Once the excavation is complete, forensic anthropologists will work to determine the causes of death and try to collect DNA from the remains. Matching that DNA to potential relatives could also be a challenge, Tulsa Mayor G.T. Bynum said.
“Contrary to what you see on TV, there is not some magical DNA database that everyone is in,” Bynum said at a press conference Tuesday. “Finding the descendants of these victims who are all around the world and trying to match up that DNA is something that can take years.”
One hundred years ago, Greenwood was an affluent area of Tulsa known as “Black Wall Street” and was home to 1,200 black residents and hundreds of black-owned businesses. What began as a confrontation between groups of white and Black residents following the arrest of a young Black man named Dick Rowland ended with 35 city blocks being burned to the ground.
Historians believe that as many as 300 people were killed as white mobs destroyed homes, businesses, churches, schools, hospitals and other buildings from May 31 to June 1, 1921. One hundred years later, many of the massacre victims’ bodies have never been found.
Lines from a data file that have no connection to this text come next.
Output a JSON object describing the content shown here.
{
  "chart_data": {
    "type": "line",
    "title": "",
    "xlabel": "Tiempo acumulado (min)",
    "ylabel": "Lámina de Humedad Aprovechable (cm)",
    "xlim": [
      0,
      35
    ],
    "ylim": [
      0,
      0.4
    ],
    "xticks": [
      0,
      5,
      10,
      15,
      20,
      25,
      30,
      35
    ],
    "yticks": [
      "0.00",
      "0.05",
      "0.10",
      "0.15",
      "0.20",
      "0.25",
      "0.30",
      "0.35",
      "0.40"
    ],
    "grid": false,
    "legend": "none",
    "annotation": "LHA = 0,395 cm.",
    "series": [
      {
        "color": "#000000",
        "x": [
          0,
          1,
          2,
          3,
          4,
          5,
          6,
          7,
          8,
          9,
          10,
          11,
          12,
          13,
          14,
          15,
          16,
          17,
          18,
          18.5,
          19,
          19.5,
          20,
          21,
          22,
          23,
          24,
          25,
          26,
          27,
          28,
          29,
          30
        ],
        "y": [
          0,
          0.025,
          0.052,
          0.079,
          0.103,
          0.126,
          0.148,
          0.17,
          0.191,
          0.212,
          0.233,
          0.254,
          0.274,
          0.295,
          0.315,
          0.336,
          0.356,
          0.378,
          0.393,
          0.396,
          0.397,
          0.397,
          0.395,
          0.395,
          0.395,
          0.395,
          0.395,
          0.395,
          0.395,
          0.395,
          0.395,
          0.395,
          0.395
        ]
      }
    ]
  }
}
“While no municipal elected official in Tulsa today was alive in 1921, we are the stewards of the same government and an apology for those failures is ours to deliver,” Bynum said in a written statement. “As the Mayor of Tulsa, I apologize for the city government’s failure to protect our community in 1921 and to do right by the victims of the Race Massacre in its aftermath. The victims – men, women, young children – deserved better from their city, and I am so sorry they didn’t receive it.”